Spark 学习笔记（四）-sparkSQL入门

2024年1月22日 265次阅读来源: 你转身看不见我心疼

入门
起点：SparkSession
Spark中所有功能的入口点就是这个SparkSession类。要创建一个基本的SparkSession，只需使用SparkSession.builder()：

import org.apache.spark.sql.SparkSession;

SparkSession spark = SparkSession
                .builder()
                .appName("java spark Sql basic example")
                .config("spark.some.config.option","some-value")
                .master("local")
                .getOrCreate();
        Dataset<Row> df = spark.read().json("D:\\resources\\people.json");
        df.show();

+----+-------+
| age|   name|
+----+-------+
|null|Michael|
|  30|   Andy|
|  19| Justin|
+----+-------+

SparkSession在Spark 2.0中为Hive特性提供内置支持，包括使用HiveQL编写查询，访问Hive UDF以及从Hive表读取数据的能力。要使用这些功能，您不需要有现有的Hive安装程序。

创建数据框

使用一个 SparkSession，应用程序可以从现有的RDD，Hive表或Spark数据源创建DataFrame 。

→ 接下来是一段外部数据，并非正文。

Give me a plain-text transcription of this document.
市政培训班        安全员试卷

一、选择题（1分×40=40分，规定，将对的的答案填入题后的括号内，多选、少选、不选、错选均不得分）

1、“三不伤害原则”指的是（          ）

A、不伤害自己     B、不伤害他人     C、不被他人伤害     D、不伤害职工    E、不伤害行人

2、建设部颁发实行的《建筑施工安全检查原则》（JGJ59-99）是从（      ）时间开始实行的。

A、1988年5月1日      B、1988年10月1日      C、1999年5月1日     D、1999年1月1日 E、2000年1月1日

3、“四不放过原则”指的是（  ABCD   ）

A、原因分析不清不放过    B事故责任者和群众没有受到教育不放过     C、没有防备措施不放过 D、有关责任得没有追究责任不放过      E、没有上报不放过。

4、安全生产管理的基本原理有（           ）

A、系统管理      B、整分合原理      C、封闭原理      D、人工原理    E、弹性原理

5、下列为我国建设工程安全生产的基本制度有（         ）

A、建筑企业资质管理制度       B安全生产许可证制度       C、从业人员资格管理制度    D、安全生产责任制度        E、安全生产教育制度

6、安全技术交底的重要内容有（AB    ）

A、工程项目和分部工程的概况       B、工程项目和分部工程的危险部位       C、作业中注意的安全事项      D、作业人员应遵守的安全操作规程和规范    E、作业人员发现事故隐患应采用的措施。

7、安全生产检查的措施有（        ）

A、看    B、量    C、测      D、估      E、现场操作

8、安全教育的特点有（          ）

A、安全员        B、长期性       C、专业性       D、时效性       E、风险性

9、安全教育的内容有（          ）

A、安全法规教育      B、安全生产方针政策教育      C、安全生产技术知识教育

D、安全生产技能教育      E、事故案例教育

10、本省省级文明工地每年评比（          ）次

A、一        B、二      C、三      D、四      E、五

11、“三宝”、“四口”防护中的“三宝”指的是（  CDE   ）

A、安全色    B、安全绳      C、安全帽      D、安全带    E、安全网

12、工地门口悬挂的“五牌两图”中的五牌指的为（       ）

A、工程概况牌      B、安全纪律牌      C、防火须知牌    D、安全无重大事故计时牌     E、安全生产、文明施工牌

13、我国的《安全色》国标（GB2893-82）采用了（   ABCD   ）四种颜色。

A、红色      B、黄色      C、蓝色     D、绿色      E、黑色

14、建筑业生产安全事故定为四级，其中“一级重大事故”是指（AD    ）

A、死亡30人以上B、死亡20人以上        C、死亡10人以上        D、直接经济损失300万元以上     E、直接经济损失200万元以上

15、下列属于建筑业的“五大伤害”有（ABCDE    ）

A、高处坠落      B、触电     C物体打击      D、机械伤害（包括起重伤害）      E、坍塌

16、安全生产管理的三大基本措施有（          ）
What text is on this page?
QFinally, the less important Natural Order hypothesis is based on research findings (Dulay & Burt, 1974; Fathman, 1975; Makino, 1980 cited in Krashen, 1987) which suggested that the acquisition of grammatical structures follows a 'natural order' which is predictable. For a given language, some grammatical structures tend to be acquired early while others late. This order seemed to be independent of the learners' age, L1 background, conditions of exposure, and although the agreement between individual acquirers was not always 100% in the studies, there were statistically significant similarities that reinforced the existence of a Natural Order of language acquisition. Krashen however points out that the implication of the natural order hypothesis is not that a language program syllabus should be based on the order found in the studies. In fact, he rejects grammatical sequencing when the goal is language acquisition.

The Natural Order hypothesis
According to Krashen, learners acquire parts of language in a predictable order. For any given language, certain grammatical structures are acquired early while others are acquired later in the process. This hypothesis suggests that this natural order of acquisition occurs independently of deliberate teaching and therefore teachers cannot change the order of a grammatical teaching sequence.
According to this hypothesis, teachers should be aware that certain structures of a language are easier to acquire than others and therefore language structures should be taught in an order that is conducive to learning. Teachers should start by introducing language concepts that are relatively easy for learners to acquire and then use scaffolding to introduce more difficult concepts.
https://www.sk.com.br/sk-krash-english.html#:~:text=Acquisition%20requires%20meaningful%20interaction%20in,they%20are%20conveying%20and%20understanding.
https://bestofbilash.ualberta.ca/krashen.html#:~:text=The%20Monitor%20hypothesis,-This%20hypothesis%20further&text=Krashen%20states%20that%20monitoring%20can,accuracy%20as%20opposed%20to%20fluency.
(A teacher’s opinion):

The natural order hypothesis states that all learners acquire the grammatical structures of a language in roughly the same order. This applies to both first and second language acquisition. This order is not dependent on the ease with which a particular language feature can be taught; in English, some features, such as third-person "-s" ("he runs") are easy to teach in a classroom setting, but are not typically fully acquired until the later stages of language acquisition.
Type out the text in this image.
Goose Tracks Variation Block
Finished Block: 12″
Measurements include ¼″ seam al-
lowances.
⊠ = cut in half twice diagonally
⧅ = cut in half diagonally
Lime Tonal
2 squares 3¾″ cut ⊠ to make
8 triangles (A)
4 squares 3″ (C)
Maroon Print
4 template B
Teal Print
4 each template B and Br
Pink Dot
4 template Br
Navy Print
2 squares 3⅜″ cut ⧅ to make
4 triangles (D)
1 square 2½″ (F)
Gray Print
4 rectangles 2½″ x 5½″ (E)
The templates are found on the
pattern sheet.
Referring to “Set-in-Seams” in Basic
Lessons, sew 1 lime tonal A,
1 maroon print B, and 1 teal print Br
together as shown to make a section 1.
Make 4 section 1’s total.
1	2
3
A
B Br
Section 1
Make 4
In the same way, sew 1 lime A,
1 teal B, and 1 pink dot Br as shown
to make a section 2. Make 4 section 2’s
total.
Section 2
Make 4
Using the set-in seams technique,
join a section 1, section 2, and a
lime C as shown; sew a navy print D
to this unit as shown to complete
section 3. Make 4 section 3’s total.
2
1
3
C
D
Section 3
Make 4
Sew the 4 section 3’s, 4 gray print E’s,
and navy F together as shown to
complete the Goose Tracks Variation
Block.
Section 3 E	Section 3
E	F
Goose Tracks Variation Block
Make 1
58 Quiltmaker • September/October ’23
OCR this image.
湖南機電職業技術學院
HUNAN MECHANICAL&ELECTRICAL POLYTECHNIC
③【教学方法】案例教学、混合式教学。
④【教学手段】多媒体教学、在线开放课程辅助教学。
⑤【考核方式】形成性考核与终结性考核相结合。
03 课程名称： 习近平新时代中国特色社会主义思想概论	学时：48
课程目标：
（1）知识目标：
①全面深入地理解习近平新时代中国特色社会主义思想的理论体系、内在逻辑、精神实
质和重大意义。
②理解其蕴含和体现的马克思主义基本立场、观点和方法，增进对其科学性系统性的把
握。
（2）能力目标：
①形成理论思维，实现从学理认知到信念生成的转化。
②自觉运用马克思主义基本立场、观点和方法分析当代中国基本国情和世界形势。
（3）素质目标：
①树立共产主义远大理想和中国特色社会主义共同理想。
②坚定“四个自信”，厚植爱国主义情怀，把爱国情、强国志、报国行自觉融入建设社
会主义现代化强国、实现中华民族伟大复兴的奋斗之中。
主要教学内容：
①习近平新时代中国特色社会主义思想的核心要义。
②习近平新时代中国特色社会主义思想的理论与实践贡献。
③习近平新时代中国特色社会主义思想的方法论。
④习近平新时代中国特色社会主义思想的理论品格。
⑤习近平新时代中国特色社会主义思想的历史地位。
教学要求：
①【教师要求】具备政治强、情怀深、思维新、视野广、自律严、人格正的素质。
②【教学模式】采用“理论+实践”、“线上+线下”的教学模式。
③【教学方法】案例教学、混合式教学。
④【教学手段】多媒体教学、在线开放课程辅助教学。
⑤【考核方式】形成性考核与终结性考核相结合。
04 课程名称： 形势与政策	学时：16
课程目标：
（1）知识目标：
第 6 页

Dataset<Row> df = spark.read().json("examples/src/main/resources/people.json");

// Displays the content of the DataFrame to stdout
df.show();
// +----+-------+
// | age|   name|
// +----+-------+
// |null|Michael|
// |  30|   Andy|
// |  19| Justin|
// +----+-------+

无类型数据集操作（又名DataFrame操作）

DataFrames为Scala，Java，Python和R中的结构化数据操作提供了一个特定领域的语言。
在Spark 2.0中，DataFrames只是RowScala和Java API中的数据集。这些操作也被称为“无类型转换”，与强类型的Scala / Java数据集中的“类型转换”不同。
一些使用数据集的结构化数据处理的基本示例：

Dataset<Row> df = spark.read().json("examples/src/main/resources/people.json");

// Displays the content of the DataFrame to stdout
df.show();
// +----+-------+
// | age|   name|
// +----+-------+
// |null|Michael|
// |  30|   Andy|
// |  19| Justin|
// +----+-------+

除了简单的列引用和表达式之外，数据集还具有丰富的函数库，包括字符串操作，日期算术，通用数学运算等等。DataFrame函数参考中提供了完整的列表。

以编程方式运行SQL查询

SparkSession上的sql函数允许应用程序能以编程方式运行SQL查询，并将结果返回为Dataset<Row>

// Register the DataFrame as a SQL temporary view
df.createOrReplaceTempView("people");

Dataset<Row> sqlDF = spark.sql("SELECT * FROM people");
sqlDF.show();
// +----+-------+
// | age|   name|
// +----+-------+
// |null|Michael|
// |  30|   Andy|
// |  19| Justin|
// +----+-------+

全局临时视图

Spark SQL中的临时视图是会话范围的，如果创建它的会话终止，将会消失。如果您希望在所有会话之间共享一个临时视图并保持活动状态，直到Spark应用程序终止，则可以创建一个全局临时视图。全局临时视图与系统保存的数据库绑定global_temp，我们必须使用限定的名称来引用它，例如SELECT * FROM global_temp.view

// Register the DataFrame as a global temporary view
df.createGlobalTempView("people");

// Global temporary view is tied to a system preserved database `global_temp`
spark.sql("SELECT * FROM global_temp.people").show();
// +----+-------+
// | age|   name|
// +----+-------+
// |null|Michael|
// |  30|   Andy|
// |  19| Justin|
// +----+-------+

// Global temporary view is cross-session跨会话
spark.newSession().sql("SELECT * FROM global_temp.people").show();
// +----+-------+
// | age|   name|
// +----+-------+
// |null|Michael|
// |  30|   Andy|
// |  19| Justin|
// +----+-------+

创建数据集

数据集类似于RDD，但是，不使用Java序列化或Kryo，而是使用专门的编码器对对象进行序列化以便通过网络进行处理或传输。虽然编码器和标准序列化都负责将对象转换为字节，但编码器是动态生成的代码，并且使用Spark运行执行的操作（如过滤，排序和散列）格式，而无需将字节反序列化回对象。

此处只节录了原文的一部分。